Wnt signaling in myogenesis

Abstract

The formation of skeletal muscle is a tightly regulated process that is critically modulated by Wnt signaling. Myogenesis is dependent on the precise and dynamic integration of multiple Wnt signals allowing self-renewal and progression of muscle precursors in the myogenic lineage. Dysregulation of Wnt signaling can lead to severe developmental defects and perturbation of muscle homeostasis. Recent work has revealed novel roles for the non-canonical planar cell polarity (PCP) and AKT/mTOR pathways in mediating the effects of Wnt on skeletal muscle. In this review, we discuss the role of Wnt signaling in myogenesis and in regulating the homeostasis of adult muscle.

Figure 1

Overview of Wnt signaling cascades Wnt signals can be transduced either through the canonical pathway (colored in pink) or different non-canonical pathways. Canonical Wnt signals are mediated by Frizzled (Fzds) receptors and their LRP co-receptors. In the absence of Wnt stimulation, β-catenin forms a degradation complex with APC (adenomatous polyposis coli), Axin and GSK-3 (glycogen synthase kinase-3) (dashed pink line).
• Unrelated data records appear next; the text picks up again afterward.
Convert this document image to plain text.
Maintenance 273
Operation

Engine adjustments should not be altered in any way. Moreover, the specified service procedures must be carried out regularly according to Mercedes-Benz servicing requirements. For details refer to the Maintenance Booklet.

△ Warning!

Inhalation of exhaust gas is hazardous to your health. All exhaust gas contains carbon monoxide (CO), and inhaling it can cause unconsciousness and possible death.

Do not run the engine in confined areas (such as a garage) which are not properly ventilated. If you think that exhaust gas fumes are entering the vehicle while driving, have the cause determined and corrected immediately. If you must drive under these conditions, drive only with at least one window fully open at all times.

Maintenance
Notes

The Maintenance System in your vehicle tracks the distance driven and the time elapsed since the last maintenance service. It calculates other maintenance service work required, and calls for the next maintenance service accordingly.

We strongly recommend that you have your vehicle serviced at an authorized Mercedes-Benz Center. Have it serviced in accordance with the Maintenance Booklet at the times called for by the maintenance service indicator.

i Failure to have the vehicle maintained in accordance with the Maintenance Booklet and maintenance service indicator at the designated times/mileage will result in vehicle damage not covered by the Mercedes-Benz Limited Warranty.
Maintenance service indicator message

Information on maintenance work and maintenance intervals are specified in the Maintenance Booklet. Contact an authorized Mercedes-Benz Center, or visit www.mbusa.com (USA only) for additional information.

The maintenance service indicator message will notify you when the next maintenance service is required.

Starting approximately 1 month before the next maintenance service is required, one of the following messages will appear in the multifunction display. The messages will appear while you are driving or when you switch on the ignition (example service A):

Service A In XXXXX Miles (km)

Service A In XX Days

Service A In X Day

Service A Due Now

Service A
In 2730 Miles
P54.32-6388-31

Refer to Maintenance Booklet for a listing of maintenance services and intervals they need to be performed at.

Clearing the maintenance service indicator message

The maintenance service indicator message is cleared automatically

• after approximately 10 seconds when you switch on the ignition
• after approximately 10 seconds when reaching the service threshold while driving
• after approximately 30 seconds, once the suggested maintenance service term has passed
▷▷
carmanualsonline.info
Phosphorylation of β-catenin by CK1 (casein kinase I) primes β-catenin and GSK-3 for proteasome-mediated degradation. The presence of Wnt ligand results in the activation of Dsh (dishelleved), which leads to a phosphorylation-dependent recruitment of Axin to the LRP co-receptor and disassembly of the β-catenin degradation complex. This leads to an accumulation and stabilization of β-catenin in the cytoplasm and the nuclear translocation of β-catenin. β-catenin complexes with TCF/LEF (T-cell factor/lymphoid enhancer factor) transcription factors and acts as a transcriptional co-activator to induce context-dependent Wnt/β-catenin target genes. Non-canonical Wnt signals are mostly transduced through Fzd receptors without involvement of LRPs. Stimulation of Fzd through Wnt can lead to the activation of PI3K (Phosphatidylinositol 3-kinase), which then activates the AKT/mTOR pathway resulting in increased protein synthesis (shown in green). Other G-protein mediated pathways are the PCP (planar-cell polarity) pathway (shown in blue) leading to the activation of Rac/Rho, JNK (c-Jun N-terminal kinase) and/or ROCK (Rho associated kinase). JNK can induce Jun, which together with Fos, forms the AP-1 early response transcription factor. Both PCP pathways have been implicated in cytoskeletal rearrangements. The Wnt/Ca²⁺ signaling pathway (colored in yellow) is defined by the activation of PLC (phospholipase C) through Wnt/Fzd resulting in an increase in intracellular Ca²⁺ levels, which activate PKCs (protein kinase C) and CamKII (calcium-calmodulin-dependent kinase II) or CN (calcineurin), a phosphatase that activates the transcription factor NFAT (nuclear factor of activated T cell).

Figure 2

Wnt signaling and the embryonic origin of limb and trunk skeletal muscle Developmental myogenesis is influenced by Wnt signaling from tissues surrounding the developing muscle. Wnt1, Wnt3a and Wnt4 are expressed in the dorsal regions of the neural tube. The dorsal ectoderm expresses Wnt4, Wnt6 and Wnt7a. Wnt11 is expressed in the epaxial dermomyotome. These Wnts regulate embryonic muscle development in a spatiotemporal manner.

Figure 3

Effects of exogenous Wnt7a and Wnt3a on regenerating adult skeletal muscle (a) Upon muscle injury satellite cells become activated and fuse with existing fibers or with each other to repair the damaged tissue. This results in newly repaired fibers with centralized nuclei. (b) Wnt7a application to regenerating muscle expands the satellite cell pool through the PCP pathway and induces hypertrophy through the AKT/mTOR signaling cascade. (c) Application of Wnt3a following muscle injury induces the differentiation of satellite cells thereby leading to a depletion of the progenitor cell pool and increased generation of new muscle fibers (hyperplasia). Furthermore, exogenous Wnt3a leads to increased connective tissue deposition and increased myogenic-fibrogenic conversion of satellite cells, and impairs muscle regeneration.